L’episodio risale al tardo pomeriggio del 4 febbraio del 2024 a Crema. Era la prima domenica del Carnevale Cremasco. Il 26enne aveva scattato delle foto per il suo blog e poi aveva raggiunto la stazione degli autobus per far rientro a casa. Ad un certo punto gli si era avvicinata l’imputata che era in compagnia di un 25enne cremasco per il quale a suo tempo il giudice aveva emesso sentenza di non luogo a procedere per incapacità dovuta a problemi psichiatrici.

La vittima era stata avvicinata con la scusa di una sigaretta e poi presa per il braccio sinistro, trattenuta con la forza e strattonata con violenza. “O mi dai una sigaretta o ti tiro un pugno in faccia e ti accoltello“, gli aveva intimato il 25enne. Al rifiuto, era scattata la violenza. “Ho cercato di fuggire”, ha raccontato in aula il blogger, “ma loro mi hanno preso per le braccia e mi hanno strattonato. Poi la ragazza mi ha graffiato, provocandomi una forte irritazione”.
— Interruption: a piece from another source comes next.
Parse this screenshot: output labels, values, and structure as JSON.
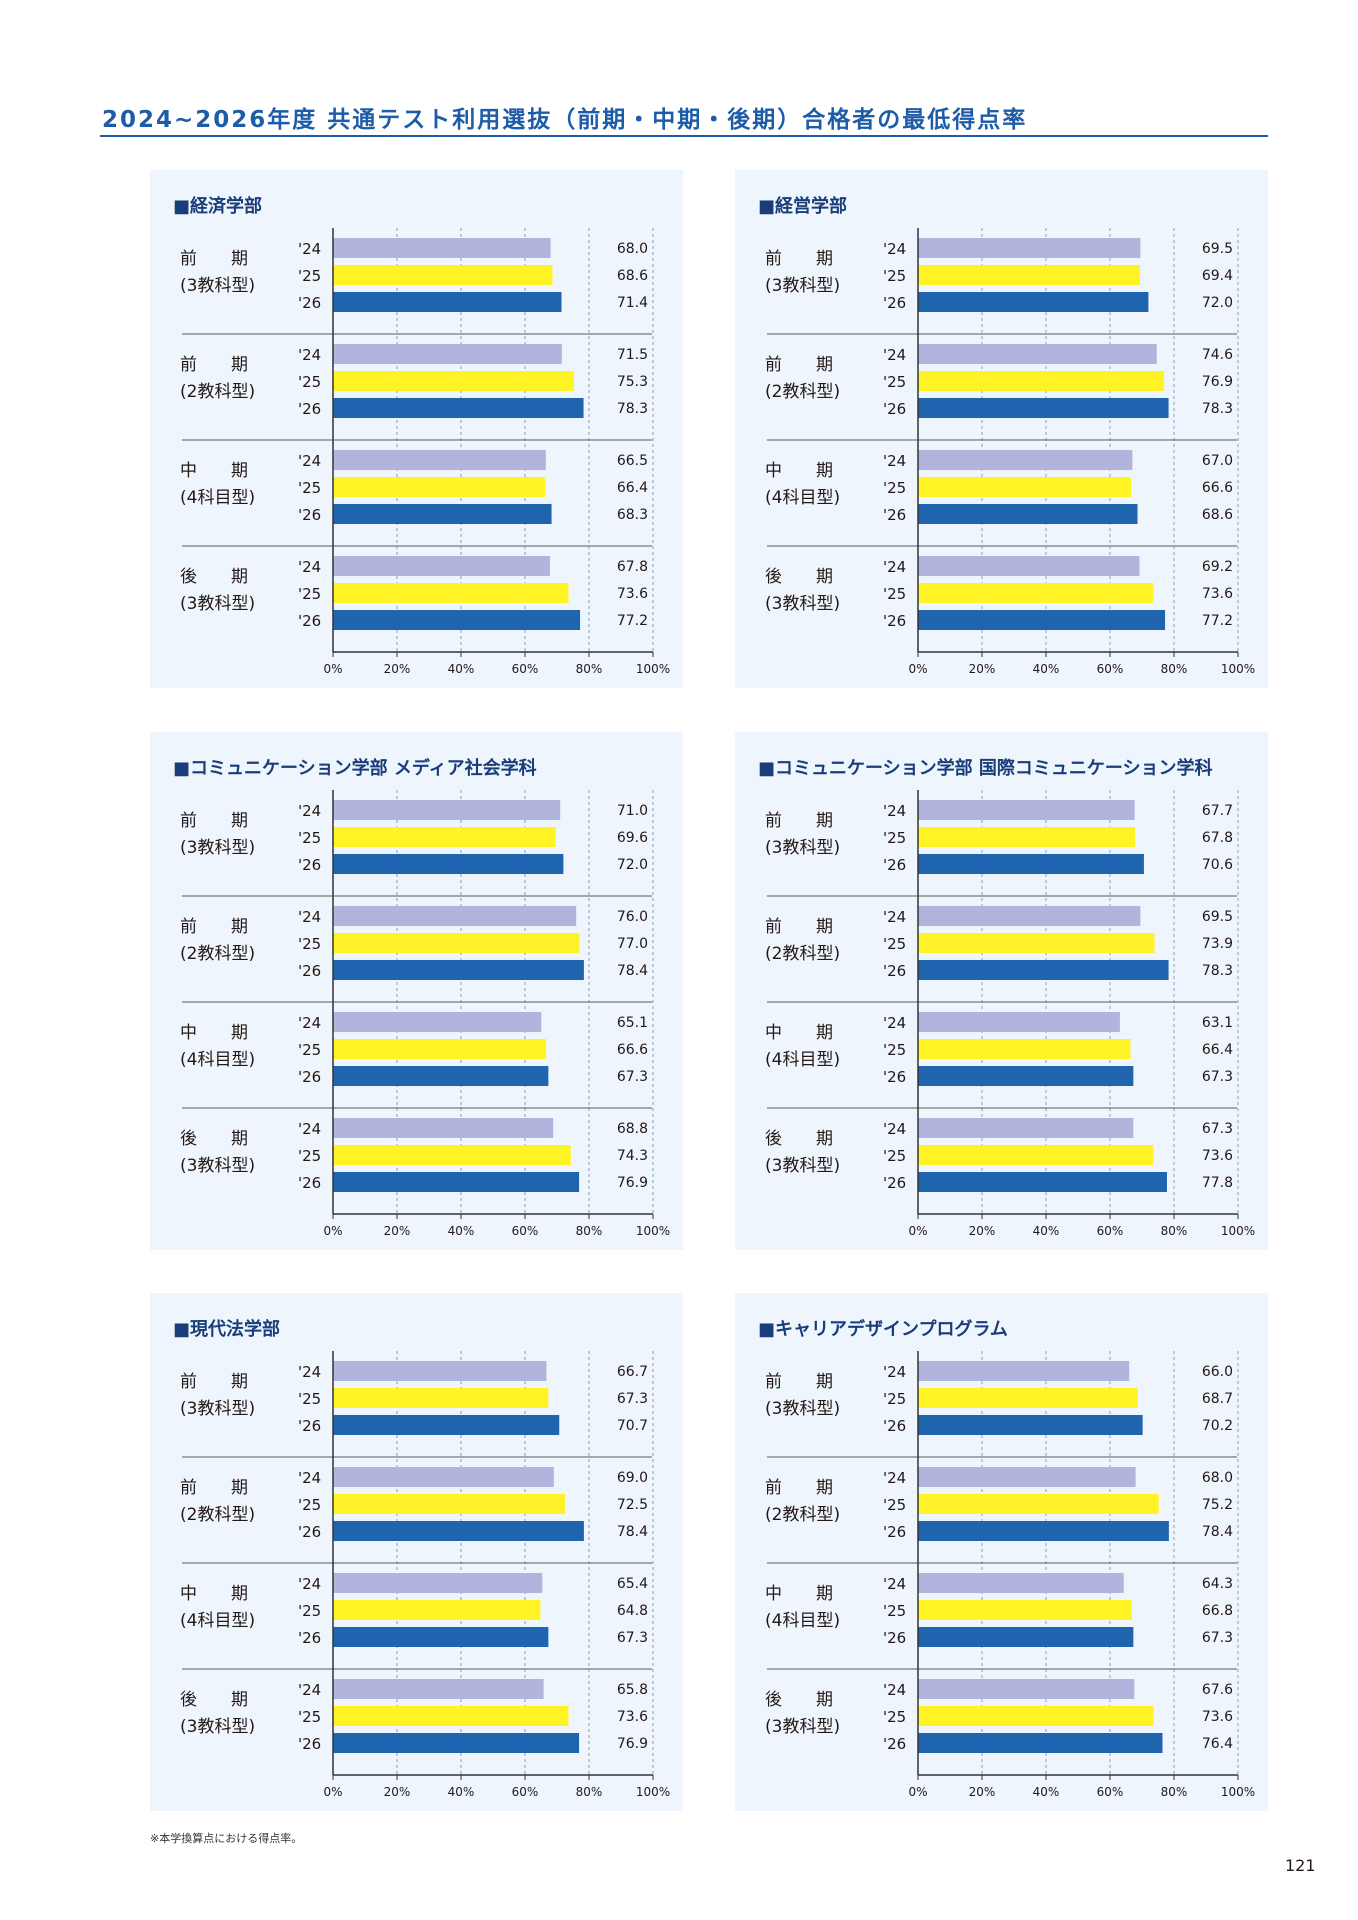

Al giovane era stato strappato di dosso il giubbotto che indossava e nel quale c’era il badge di lavoro. Nelle tasche c’erano anche il telefono e le chiavi di casa, recuperati in extremis prima della fuga della coppia. La scena era stata vista da una madre e da una figlia che erano nella vicinanze e che erano intervenute in soccorso del giovane. “Anche loro sono state aggredite”, ha raccontato la vittima.

Ai militari, ai quali aveva sporto denuncia, il giornalista aveva descritto i due aggressori. Il 25enne cremasco lo conosceva di vista. “Era piccolo, robusto, con i capelli neri“. I due erano stati rintracciati dai carabinieri la stessa sera nei pressi di un centro commerciale. Sia all’epoca dei fatti che oggi in aula, la vittima ha riconosciuto gli autori della rapina e delle lesioni. Il giubbotto era stato recuperato.

Il 25enne finito a processo, con problemi psichiatrici, era stato dichiarato non imputabile, mentre oggi la ragazza, assistita dall’avvocato Corrado Locatelli, è stata condannata.